As reported over the past five years, Kuwait is a destination country for men and women subjected to forced labor and, to a lesser degree, forced prostitution. Men and women migrate from South and Southeast Asia, Egypt, the Middle East, and increasingly throughout Africa to work in Kuwait, predominantly in the domestic service, construction, hospitality, and sanitation sectors. Several labor-sending countries, including India, Nepal, Indonesia, Ethiopia, Zimbabwe, and Bangladesh, restrict their female nationals from domestic employment in Kuwait. Kuwait also banned the issuance of domestic worker visas from Kenya, Uganda, Nigeria, Togo, Ethiopia, Malawi, Tanzania, The Gambia, Ghana, and Zimbabwe, which resulted in additional recruitment of domestic employees from other African labor-sending countries, including Sierra Leone, Cameroon, Niger, Djibouti, and Liberia, among others. The vast majority of migrant workers arrive voluntarily; however, upon arrival some sponsors subject migrants to forced labor, including through non-payment of wages, protracted working hours without rest, deprivation of food, threats, physical or sexual abuse, and restrictions on movement, such as confinement to the workplace and the withholding of passports. Many of the migrant workers arriving in Kuwait have paid exorbitant fees to labor recruiters in their home countries or are coerced into paying labor broker fees in Kuwait which, according to Kuwaiti law, should be paid by the employer-a practice making workers highly vulnerable to forced labor, including debt bondage. Some labor recruiting companies have facilitated trafficking through the use of deceptive techniques to bring in migrant workers on the basis of unenforceable contracts and nonexistent positions. Reports allege officials take bribes or overtly sell work permits to illegal labor recruiting companies or directly to migrant workers. Since 2008, reports indicate the Democratic People's Republic of Korea (DPRK or North Korea) has sent over 4,000 North Korean laborers to Kuwait for forced labor on construction projects, sourced by a North Korean company operated by the Workers' Party of Korea and the North Korean military. According to these reports, employees work 14 to 16 hours a day while the company retains 80 to 90 percent of the workers' wages, and monitors and confines the workers, who live in impoverished conditions and are in very poor health due to lack of adequate nutrition and health care.
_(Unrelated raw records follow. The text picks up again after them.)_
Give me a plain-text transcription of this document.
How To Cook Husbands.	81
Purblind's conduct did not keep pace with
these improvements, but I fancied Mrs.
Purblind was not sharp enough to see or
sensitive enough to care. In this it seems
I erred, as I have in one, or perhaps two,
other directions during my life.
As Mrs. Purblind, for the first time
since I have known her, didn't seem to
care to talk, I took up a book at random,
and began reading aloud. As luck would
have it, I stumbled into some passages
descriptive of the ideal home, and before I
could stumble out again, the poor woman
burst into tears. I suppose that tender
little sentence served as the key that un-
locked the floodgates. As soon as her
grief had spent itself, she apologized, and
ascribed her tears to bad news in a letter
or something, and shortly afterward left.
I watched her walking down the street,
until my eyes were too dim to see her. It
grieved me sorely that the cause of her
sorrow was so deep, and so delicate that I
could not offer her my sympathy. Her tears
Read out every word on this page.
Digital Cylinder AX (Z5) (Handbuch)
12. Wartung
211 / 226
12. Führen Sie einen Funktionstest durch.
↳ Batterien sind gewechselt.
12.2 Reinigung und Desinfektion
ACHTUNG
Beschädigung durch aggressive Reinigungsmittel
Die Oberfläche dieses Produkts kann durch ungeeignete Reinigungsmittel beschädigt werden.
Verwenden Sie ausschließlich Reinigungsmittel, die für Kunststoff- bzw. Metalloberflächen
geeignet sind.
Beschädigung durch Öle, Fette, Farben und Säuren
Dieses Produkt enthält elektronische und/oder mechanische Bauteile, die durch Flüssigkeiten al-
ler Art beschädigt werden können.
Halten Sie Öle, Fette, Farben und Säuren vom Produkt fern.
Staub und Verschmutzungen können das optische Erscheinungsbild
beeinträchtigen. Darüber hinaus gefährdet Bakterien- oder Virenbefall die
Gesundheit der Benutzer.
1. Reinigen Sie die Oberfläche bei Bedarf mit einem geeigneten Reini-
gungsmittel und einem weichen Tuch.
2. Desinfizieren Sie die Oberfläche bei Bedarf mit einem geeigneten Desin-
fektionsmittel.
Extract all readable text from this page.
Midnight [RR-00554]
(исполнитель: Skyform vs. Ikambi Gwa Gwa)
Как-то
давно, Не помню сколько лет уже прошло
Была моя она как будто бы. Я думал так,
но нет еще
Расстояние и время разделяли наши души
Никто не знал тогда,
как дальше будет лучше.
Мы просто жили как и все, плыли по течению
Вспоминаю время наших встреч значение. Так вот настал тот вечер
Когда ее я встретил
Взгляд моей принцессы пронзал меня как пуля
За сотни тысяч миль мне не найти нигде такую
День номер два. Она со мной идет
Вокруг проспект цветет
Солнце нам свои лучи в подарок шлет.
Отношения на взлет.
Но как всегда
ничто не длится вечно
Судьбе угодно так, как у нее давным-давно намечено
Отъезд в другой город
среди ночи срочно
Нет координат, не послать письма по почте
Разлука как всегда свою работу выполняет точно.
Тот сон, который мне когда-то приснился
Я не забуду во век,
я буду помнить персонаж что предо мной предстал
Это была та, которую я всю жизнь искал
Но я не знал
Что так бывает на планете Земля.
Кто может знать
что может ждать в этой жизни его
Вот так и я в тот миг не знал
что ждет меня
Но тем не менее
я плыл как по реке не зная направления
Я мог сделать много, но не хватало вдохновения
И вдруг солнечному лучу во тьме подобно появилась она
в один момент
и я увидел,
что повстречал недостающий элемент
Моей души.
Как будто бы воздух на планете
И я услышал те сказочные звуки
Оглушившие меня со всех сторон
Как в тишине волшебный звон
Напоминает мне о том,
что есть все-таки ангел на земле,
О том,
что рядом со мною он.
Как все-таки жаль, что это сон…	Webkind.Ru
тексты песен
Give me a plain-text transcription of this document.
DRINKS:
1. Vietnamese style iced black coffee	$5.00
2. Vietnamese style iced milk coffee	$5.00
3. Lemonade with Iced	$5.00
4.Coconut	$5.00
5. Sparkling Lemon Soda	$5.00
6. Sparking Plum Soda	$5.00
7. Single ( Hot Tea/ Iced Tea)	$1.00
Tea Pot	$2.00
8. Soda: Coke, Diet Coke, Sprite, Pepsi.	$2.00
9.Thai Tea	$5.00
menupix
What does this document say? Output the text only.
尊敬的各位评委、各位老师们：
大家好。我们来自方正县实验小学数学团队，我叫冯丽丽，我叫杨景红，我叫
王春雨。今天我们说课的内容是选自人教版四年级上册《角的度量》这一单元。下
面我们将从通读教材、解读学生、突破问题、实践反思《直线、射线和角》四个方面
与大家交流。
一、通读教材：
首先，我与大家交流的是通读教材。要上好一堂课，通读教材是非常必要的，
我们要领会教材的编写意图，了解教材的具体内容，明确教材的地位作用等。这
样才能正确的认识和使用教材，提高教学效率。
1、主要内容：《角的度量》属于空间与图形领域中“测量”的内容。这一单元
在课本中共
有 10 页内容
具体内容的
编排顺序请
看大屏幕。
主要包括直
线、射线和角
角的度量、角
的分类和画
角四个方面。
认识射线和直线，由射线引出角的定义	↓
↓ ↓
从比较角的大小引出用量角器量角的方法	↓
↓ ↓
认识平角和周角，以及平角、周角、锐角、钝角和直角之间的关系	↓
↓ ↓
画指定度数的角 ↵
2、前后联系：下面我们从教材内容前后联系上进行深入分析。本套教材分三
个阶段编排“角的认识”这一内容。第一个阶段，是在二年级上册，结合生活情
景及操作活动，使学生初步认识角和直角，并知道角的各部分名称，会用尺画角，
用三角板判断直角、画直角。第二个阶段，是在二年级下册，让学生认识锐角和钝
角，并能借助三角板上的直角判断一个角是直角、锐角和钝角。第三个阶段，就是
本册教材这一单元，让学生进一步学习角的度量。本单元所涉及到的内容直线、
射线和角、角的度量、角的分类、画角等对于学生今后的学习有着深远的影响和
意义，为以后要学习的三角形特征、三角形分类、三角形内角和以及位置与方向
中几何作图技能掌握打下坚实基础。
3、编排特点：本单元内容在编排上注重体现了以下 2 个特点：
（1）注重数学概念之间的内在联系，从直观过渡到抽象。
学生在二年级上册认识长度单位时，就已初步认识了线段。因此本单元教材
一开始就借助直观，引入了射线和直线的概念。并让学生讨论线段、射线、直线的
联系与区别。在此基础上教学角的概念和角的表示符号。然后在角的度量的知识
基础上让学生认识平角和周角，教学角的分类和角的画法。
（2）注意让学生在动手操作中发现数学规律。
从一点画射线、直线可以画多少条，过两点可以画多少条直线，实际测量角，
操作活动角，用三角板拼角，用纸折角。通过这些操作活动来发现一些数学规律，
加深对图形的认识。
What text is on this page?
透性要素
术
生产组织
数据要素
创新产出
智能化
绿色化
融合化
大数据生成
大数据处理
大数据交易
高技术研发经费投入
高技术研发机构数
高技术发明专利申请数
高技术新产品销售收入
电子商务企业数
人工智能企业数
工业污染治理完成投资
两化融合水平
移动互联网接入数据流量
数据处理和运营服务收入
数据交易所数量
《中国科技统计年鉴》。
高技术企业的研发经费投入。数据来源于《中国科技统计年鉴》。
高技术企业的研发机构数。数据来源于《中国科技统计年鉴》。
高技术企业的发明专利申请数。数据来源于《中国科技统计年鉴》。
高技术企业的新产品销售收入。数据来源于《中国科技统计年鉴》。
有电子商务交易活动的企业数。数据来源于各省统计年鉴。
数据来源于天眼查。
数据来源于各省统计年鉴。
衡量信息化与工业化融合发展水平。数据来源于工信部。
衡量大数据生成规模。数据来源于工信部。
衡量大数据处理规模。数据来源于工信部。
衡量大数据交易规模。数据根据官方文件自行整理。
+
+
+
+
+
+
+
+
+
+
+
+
Kuwait's sponsorship law-which ties a migrant worker's legal residence and valid immigration status to an employer-restricts workers' movements and penalizes them for leaving abusive workplaces; as a result, domestic workers are particularly vulnerable to forced labor inside private homes. Many workers report experiencing work conditions substantially different from those described in the contract; some workers never see the contract at all and others receive Arabic or English-language contracts they are unable to read. In addition, sources report runaway domestic workers are sometimes exploited in forced prostitution by agents or criminals, who manipulate their illegal status. Albeit illegal, passport confiscation by employers continues to be a common practice in Kuwait.